Dari definisi SLA terdapat dua
pihak yang berkepentingan, yaitu pihak penyedia (supplier) dan pihak pelanggan
(costumer). Tentunya keduanya memiliki harapan masing-masing yang bisa saja
berbeda. Harapan pelanggan menginginkan produk/layanan tersedia dengan cepat,
namun dari pihak penyedia memerlukan waktu proses untuk menyediakan
produk/layanan yang dibutuhkan tersebut. Perbedaan harapan inilah yang perlu
dikomunikasikan agar tidak terjadi konflik.
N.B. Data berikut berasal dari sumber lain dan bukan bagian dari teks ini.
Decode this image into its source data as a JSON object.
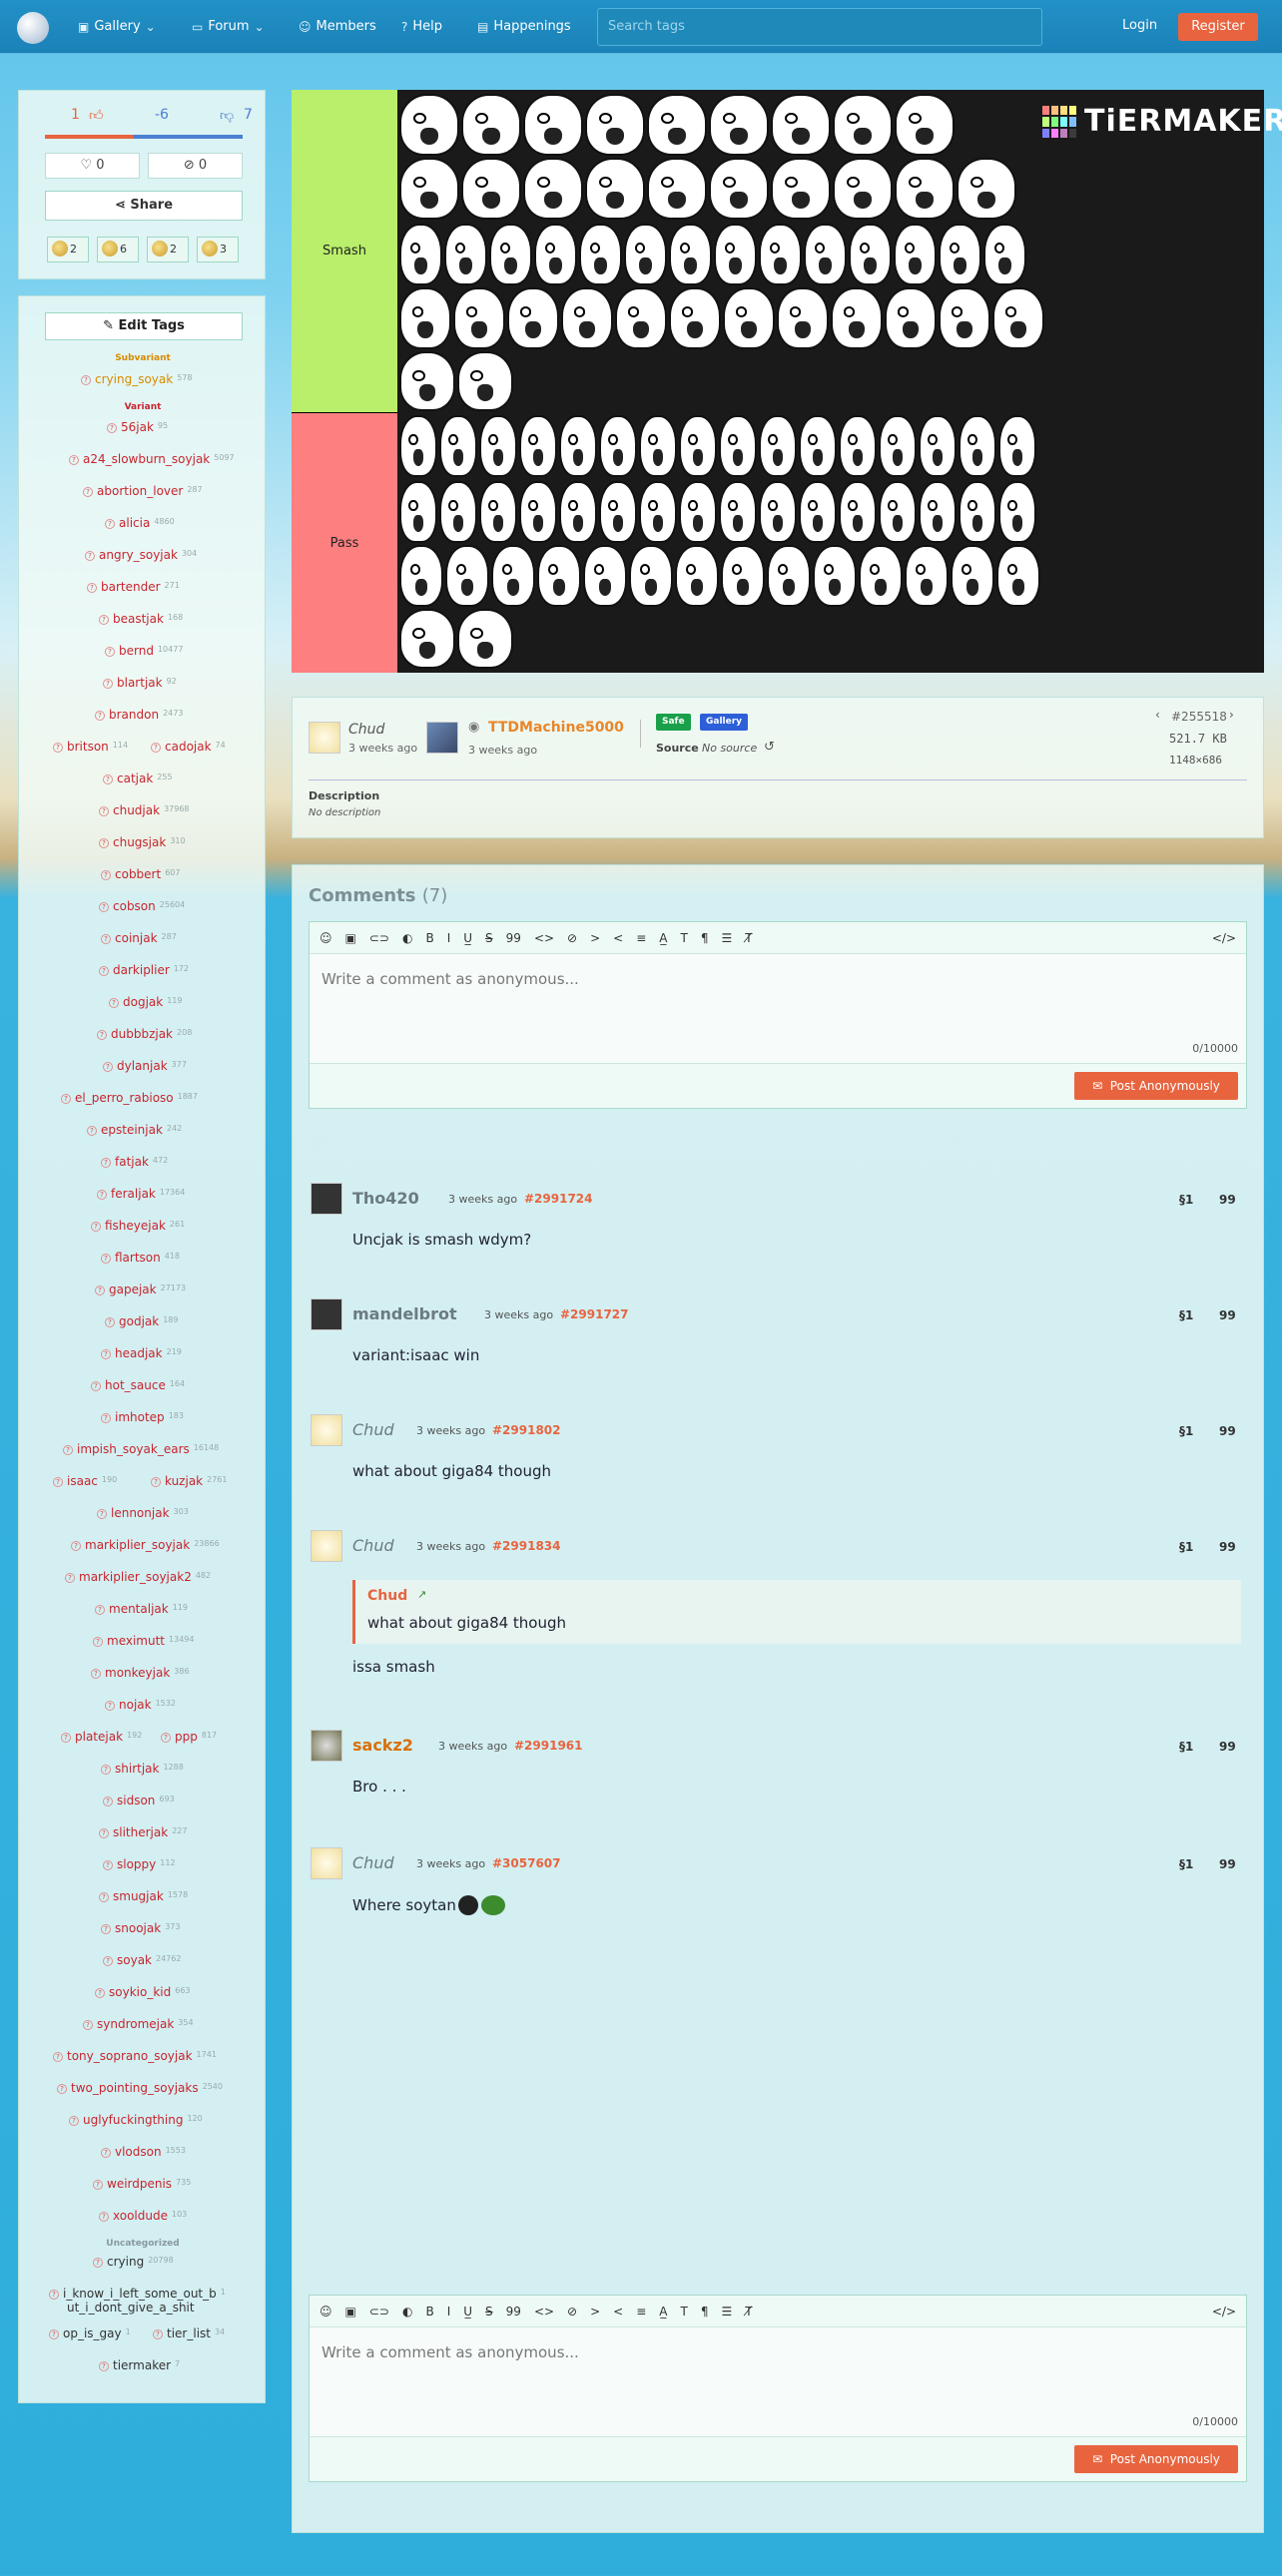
{
  "nav": {
    "items": [
      {
        "label": "Gallery",
        "icon": "gallery-icon",
        "dropdown": true
      },
      {
        "label": "Forum",
        "icon": "forum-icon",
        "dropdown": true
      },
      {
        "label": "Members",
        "icon": "members-icon"
      },
      {
        "label": "Help",
        "icon": "help-icon"
      },
      {
        "label": "Happenings",
        "icon": "happenings-icon"
      }
    ],
    "search_placeholder": "Search tags",
    "login": "Login",
    "register": "Register"
  },
  "votes": {
    "up": "1",
    "score": "-6",
    "down": "7"
  },
  "favorites": {
    "hearts": "0",
    "hidden": "0"
  },
  "share": "Share",
  "reactions": [
    "2",
    "6",
    "2",
    "3"
  ],
  "tags_panel": {
    "edit_label": "Edit Tags",
    "categories": [
      {
        "name": "Subvariant",
        "tags": [
          {
            "name": "crying_soyak",
            "count": "578"
          }
        ]
      },
      {
        "name": "Variant",
        "tags": [
          {
            "name": "56jak",
            "count": "95"
          },
          {
            "name": "a24_slowburn_soyjak",
            "count": "5097"
          },
          {
            "name": "abortion_lover",
            "count": "287"
          },
          {
            "name": "alicia",
            "count": "4860"
          },
          {
            "name": "angry_soyjak",
            "count": "304"
          },
          {
            "name": "bartender",
            "count": "271"
          },
          {
            "name": "beastjak",
            "count": "168"
          },
          {
            "name": "bernd",
            "count": "10477"
          },
          {
            "name": "blartjak",
            "count": "92"
          },
          {
            "name": "brandon",
            "count": "2473"
          },
          {
            "name": "britson",
            "count": "114"
          },
          {
            "name": "cadojak",
            "count": "74"
          },
          {
            "name": "catjak",
            "count": "255"
          },
          {
            "name": "chudjak",
            "count": "37968"
          },
          {
            "name": "chugsjak",
            "count": "310"
          },
          {
            "name": "cobbert",
            "count": "607"
          },
          {
            "name": "cobson",
            "count": "25604"
          },
          {
            "name": "coinjak",
            "count": "287"
          },
          {
            "name": "darkiplier",
            "count": "172"
          },
          {
            "name": "dogjak",
            "count": "119"
          },
          {
            "name": "dubbbzjak",
            "count": "208"
          },
          {
            "name": "dylanjak",
            "count": "377"
          },
          {
            "name": "el_perro_rabioso",
            "count": "1887"
          },
          {
            "name": "epsteinjak",
            "count": "242"
          },
          {
            "name": "fatjak",
            "count": "472"
          },
          {
            "name": "feraljak",
            "count": "17364"
          },
          {
            "name": "fisheyejak",
            "count": "261"
          },
          {
            "name": "flartson",
            "count": "418"
          },
          {
            "name": "gapejak",
            "count": "27173"
          },
          {
            "name": "godjak",
            "count": "189"
          },
          {
            "name": "headjak",
            "count": "219"
          },
          {
            "name": "hot_sauce",
            "count": "164"
          },
          {
            "name": "imhotep",
            "count": "183"
          },
          {
            "name": "impish_soyak_ears",
            "count": "16148"
          },
          {
            "name": "isaac",
            "count": "190"
          },
          {
            "name": "kuzjak",
            "count": "2761"
          },
          {
            "name": "lennonjak",
            "count": "303"
          },
          {
            "name": "markiplier_soyjak",
            "count": "23866"
          },
          {
            "name": "markiplier_soyjak2",
            "count": "482"
          },
          {
            "name": "mentaljak",
            "count": "119"
          },
          {
            "name": "meximutt",
            "count": "13494"
          },
          {
            "name": "monkeyjak",
            "count": "386"
          },
          {
            "name": "nojak",
            "count": "1532"
          },
          {
            "name": "platejak",
            "count": "192"
          },
          {
            "name": "ppp",
            "count": "817"
          },
          {
            "name": "shirtjak",
            "count": "1288"
          },
          {
            "name": "sidson",
            "count": "693"
          },
          {
            "name": "slitherjak",
            "count": "227"
          },
          {
            "name": "sloppy",
            "count": "112"
          },
          {
            "name": "smugjak",
            "count": "1578"
          },
          {
            "name": "snoojak",
            "count": "373"
          },
          {
            "name": "soyak",
            "count": "24762"
          },
          {
            "name": "soykio_kid",
            "count": "663"
          },
          {
            "name": "syndromejak",
            "count": "354"
          },
          {
            "name": "tony_soprano_soyjak",
            "count": "1741"
          },
          {
            "name": "two_pointing_soyjaks",
            "count": "2540"
          },
          {
            "name": "uglyfuckingthing",
            "count": "120"
          },
          {
            "name": "vlodson",
            "count": "1553"
          },
          {
            "name": "weirdpenis",
            "count": "735"
          },
          {
            "name": "xooldude",
            "count": "103"
          }
        ]
      },
      {
        "name": "Uncategorized",
        "tags": [
          {
            "name": "crying",
            "count": "20798"
          },
          {
            "name": "i_know_i_left_some_out_b",
            "count": "1"
          },
          {
            "name": "ut_i_dont_give_a_shit",
            "count": ""
          },
          {
            "name": "op_is_gay",
            "count": "1"
          },
          {
            "name": "tier_list",
            "count": "34"
          },
          {
            "name": "tiermaker",
            "count": "7"
          }
        ]
      }
    ]
  },
  "tierlist": {
    "logo_text": "TiERMAKER",
    "tiers": [
      "Smash",
      "Pass"
    ]
  },
  "post_info": {
    "uploader": "Chud",
    "uploader_time": "3 weeks ago",
    "approver": "TTDMachine5000",
    "approver_time": "3 weeks ago",
    "badges": [
      {
        "label": "Safe",
        "color": "#1aa04a"
      },
      {
        "label": "Gallery",
        "color": "#2d5fd8"
      }
    ],
    "source_label": "Source",
    "source_value": "No source",
    "post_id": "#255518",
    "file_size": "521.7 KB",
    "dimensions": "1148×686",
    "description_label": "Description",
    "description_value": "No description"
  },
  "comments": {
    "title": "Comments",
    "count": "(7)",
    "placeholder": "Write a comment as anonymous...",
    "char_count": "0/10000",
    "post_button": "Post Anonymously",
    "list": [
      {
        "author": "Tho420",
        "time": "3 weeks ago",
        "id": "#2991724",
        "body": "Uncjak is smash wdym?"
      },
      {
        "author": "mandelbrot",
        "time": "3 weeks ago",
        "id": "#2991727",
        "body": "variant:isaac win"
      },
      {
        "author": "Chud",
        "time": "3 weeks ago",
        "id": "#2991802",
        "body": "what about giga84 though"
      },
      {
        "author": "Chud",
        "time": "3 weeks ago",
        "id": "#2991834",
        "quote_author": "Chud",
        "quote_body": "what about giga84 though",
        "body": "issa smash"
      },
      {
        "author": "sackz2",
        "time": "3 weeks ago",
        "id": "#2991961",
        "body": "Bro . . ."
      },
      {
        "author": "Chud",
        "time": "3 weeks ago",
        "id": "#3057607",
        "body": "Where soytan"
      }
    ]
  }
}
Di sinilah diperlukan SLA untuk
menjembatani perbedaan harapan, mendefinisikan kewenangan dan tanggung jawab
masing-masing pihak sekaligus menjadi alat ukur efektifitas penyediaan
produk/layanan oleh supplier.
Bagaimana membuat SLA
Sebelum membuat SLA, terlebih
dahulu harus dipahami dahulu tentang unsur- unsur yang terkait SLA yaitu
Supplier, Input, Proses, Output, dan Costumer (SIPOC). Adapun penjelasannya
adalah sebagai berikut:
- Supplier merupakan pihak yang memberikan sumber daya kepada organisasi untuk menjalankan proses menghasilkan produk/layanan;
- Input adalah segala sumber daya yang digunakan dalam proses menghasilkan produk/layanan, meliputi Manusia, Mesin, Metode, Material dan Lingkungan (Mother Nature);
- Proses merupakan serangkaian aktivitas untuk menghasilkan produk/layanan, meliputi Proses Utama yaitu proses yang dilakukan untuk menghasilkan produk; Proses Pendukung yaitu proses yang dilakukan untuk mendukung proses utama; dan Proses Manajemen yaitu proses yang dilakukan untuk menyempurnakan proses utama;
- Output adalah berupa produk/layanan yang dihasilkan dari suatu proses; dan
- Costumer adalah pihak yang menerima/membutuhkan produk/layanan dari suatu organisasi.
Untuk membuat SLA dapat
menggunakan tool berupa Value Stream Map (VSM), yaitu teknik yang digunakan
untuk menganalisis dan mendesain flow (alur) dokumen dan informasi yang
dibutuhkan dalam memproses produk/layanan.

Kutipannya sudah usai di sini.